About the project

This small, applied project kicked off in February 2022…


Social media is a key site of social activity and support, for many identity-based communities. Administrators and moderators of large online groups or pages often play key leadership roles in such communities.

The role of ‘admin’ is an untrained, unpaid, under-recognised position – yet in practice, this involves considerable labour, responsibility, and skill, in responding to abusive or dangerous speech within, or on behalf of, the community.

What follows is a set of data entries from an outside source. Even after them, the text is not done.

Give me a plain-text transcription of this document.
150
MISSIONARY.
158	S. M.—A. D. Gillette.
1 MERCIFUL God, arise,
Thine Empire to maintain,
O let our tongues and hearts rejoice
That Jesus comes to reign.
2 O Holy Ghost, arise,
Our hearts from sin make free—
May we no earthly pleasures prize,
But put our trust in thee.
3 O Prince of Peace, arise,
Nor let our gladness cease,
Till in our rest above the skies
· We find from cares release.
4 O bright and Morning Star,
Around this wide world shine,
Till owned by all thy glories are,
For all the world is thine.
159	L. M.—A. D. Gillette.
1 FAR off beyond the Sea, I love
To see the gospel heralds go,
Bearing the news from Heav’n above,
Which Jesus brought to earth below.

Many admins are also public advocates or activists, but despite how many hours go into this kind of labour, there are little to no funding, training, resources, or support services, they can access related to this work.

Project aims

This project aimed to learn from, and build capacity amongst, admins and moderators in Aotearoa NZ. In particular it focuses on communities that are common targets of dangerous speech, hate speech, or others forms of harmful speech.

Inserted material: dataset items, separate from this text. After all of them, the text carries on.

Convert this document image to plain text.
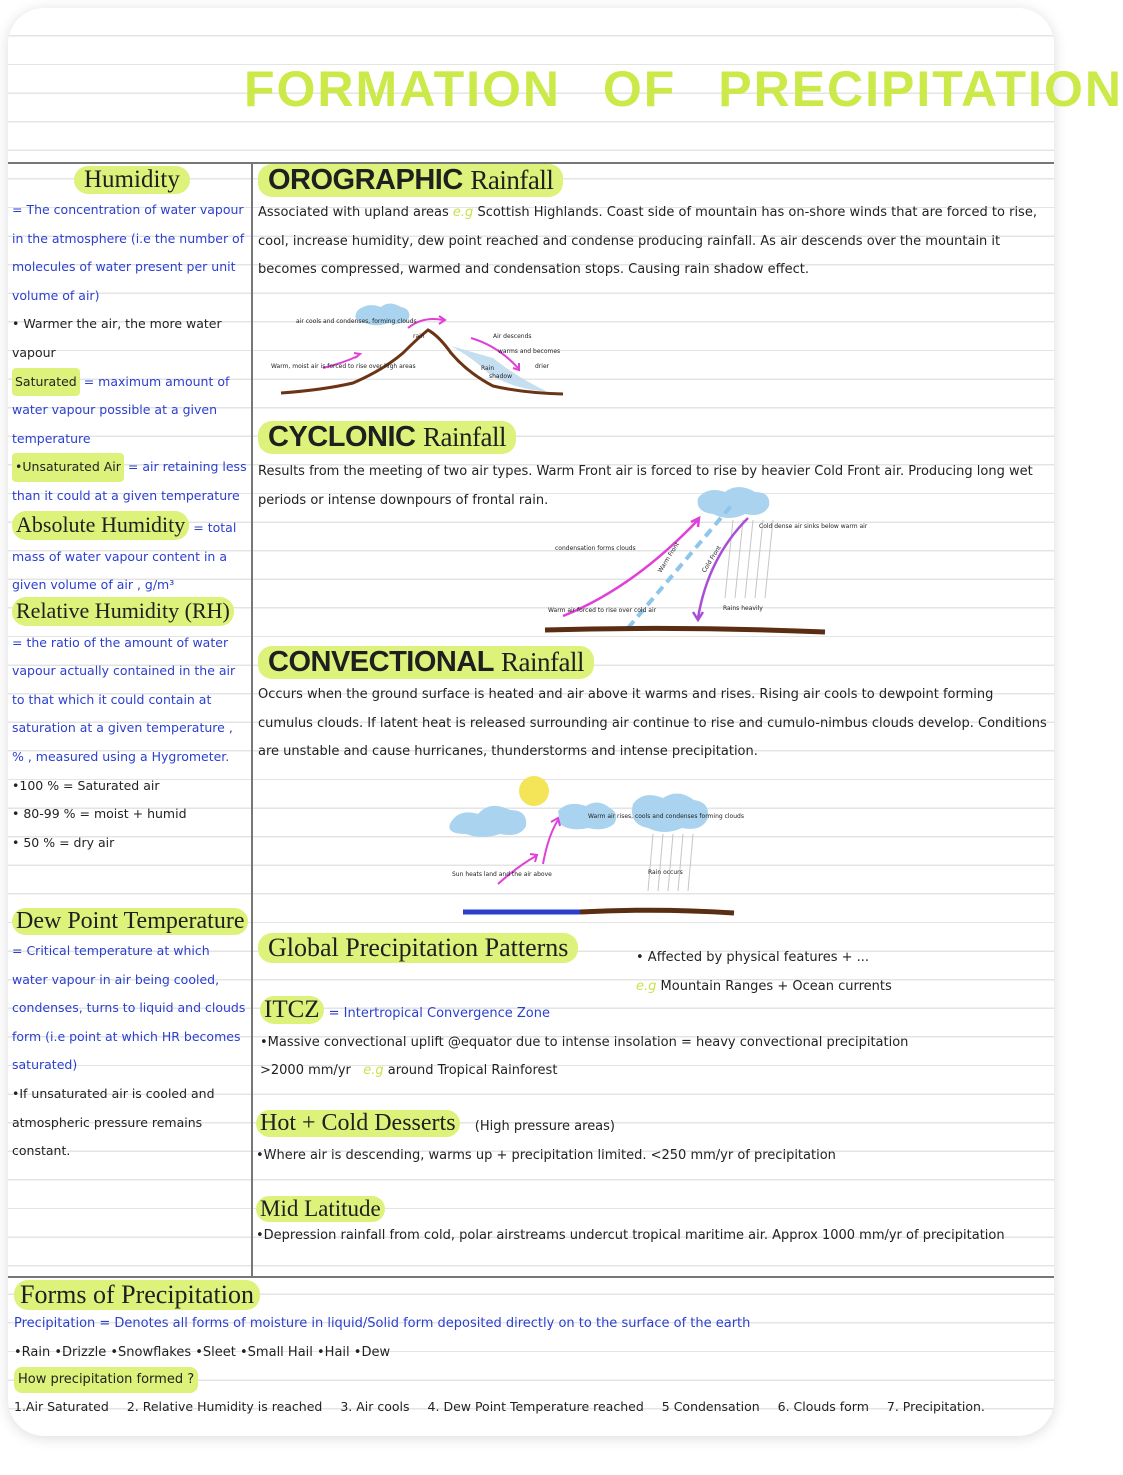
FORMATION OF PRECIPITATION
Humidity
= The concentration of water vapour in the atmosphere (i.e the number of molecules of water present per unit volume of air)
• Warmer the air, the more water vapour
Saturated = maximum amount of water vapour possible at a given temperature
•Unsaturated Air = air retaining less than it could at a given temperature
Absolute Humidity = total mass of water vapour content in a given volume of air , g/m³
Relative Humidity (RH) = the ratio of the amount of water vapour actually contained in the air to that which it could contain at saturation at a given temperature , % , measured using a Hygrometer.
•100 % = Saturated air
• 80-99 % = moist + humid
• 50 % = dry air
Dew Point Temperature
= Critical temperature at which water vapour in air being cooled, condenses, turns to liquid and clouds form (i.e point at which HR becomes saturated)
•If unsaturated air is cooled and atmospheric pressure remains constant.
OROGRAPHIC Rainfall
Associated with upland areas e.g Scottish Highlands. Coast side of mountain has on-shore winds that are forced to rise, cool, increase humidity, dew point reached and condense producing rainfall. As air descends over the mountain it becomes compressed, warmed and condensation stops. Causing rain shadow effect.
air cools and condenses, forming clouds
rain
Warm, moist air is forced to rise over high areas
Air descends
warms and becomes
drier
Rain
shadow
CYCLONIC Rainfall
Results from the meeting of two air types. Warm Front air is forced to rise by heavier Cold Front air. Producing long wet periods or intense downpours of frontal rain.
condensation forms clouds	Warm Front	Cold Front
Cold dense air sinks below warm air
Warm air forced to rise over cold air	Rains heavily
CONVECTIONAL Rainfall
Occurs when the ground surface is heated and air above it warms and rises. Rising air cools to dewpoint forming cumulus clouds. If latent heat is released surrounding air continue to rise and cumulo-nimbus clouds develop. Conditions are unstable and cause hurricanes, thunderstorms and intense precipitation.
Warm air rises, cools and condenses forming clouds
Sun heats land and the air above	Rain occurs
Global Precipitation Patterns	• Affected by physical features + ...
e.g Mountain Ranges + Ocean currents
ITCZ = Intertropical Convergence Zone
•Massive convectional uplift @equator due to intense insolation = heavy convectional precipitation
>2000 mm/yr e.g around Tropical Rainforest
Hot + Cold Desserts (High pressure areas)
•Where air is descending, warms up + precipitation limited. <250 mm/yr of precipitation
Mid Latitude
•Depression rainfall from cold, polar airstreams undercut tropical maritime air. Approx 1000 mm/yr of precipitation
Forms of Precipitation
Precipitation = Denotes all forms of moisture in liquid/Solid form deposited directly on to the surface of the earth
•Rain •Drizzle •Snowflakes •Sleet •Small Hail •Hail •Dew
How precipitation formed ?
1.Air Saturated 2. Relative Humidity is reached 3. Air cools 4. Dew Point Temperature reached 5 Condensation 6. Clouds form 7. Precipitation.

The project aimed to record and analyse some of these leaders speaking about their experiences and strategies in responding to dangerous speech, in order to draw together and then publicly circulate some of the knowledge they already have.

Who is involved?

The project was funded by Internet NZ, and run by researchers at the University of Otago.

You can read more about them on our ‘About the Team’ page.

What was done?

Interviews: In April – May 2022, we conducted 14 interviews in total, with people who were currently (or had recently been) admins for social-media groups or pages. For this first part of the project we are focused on interviewing people from rainbow/queer/LGBTQIA+ groups, and from disabled, chronically ill, and/or neurodivergent communities. These interviews were analysed, for key themes

Hui: In July 2022, we facilitated an online symposium/hui give these and other admins, from a wider range of groups, a chance to interact, share support, and discuss their experiences. We also shared our initial observations and findings, and gathered feedback from this larger group, in order to develop them.

Resource: We then worked with graphic designer & illustrators at Studio Rebeko to come up with an accessible resource, that can be shared freely online. The resource summarises some of the themes and advice, from the hui and interviews.

All parts of the project have been approved by the University of Otago Human Ethics Committee (approval number 22/036).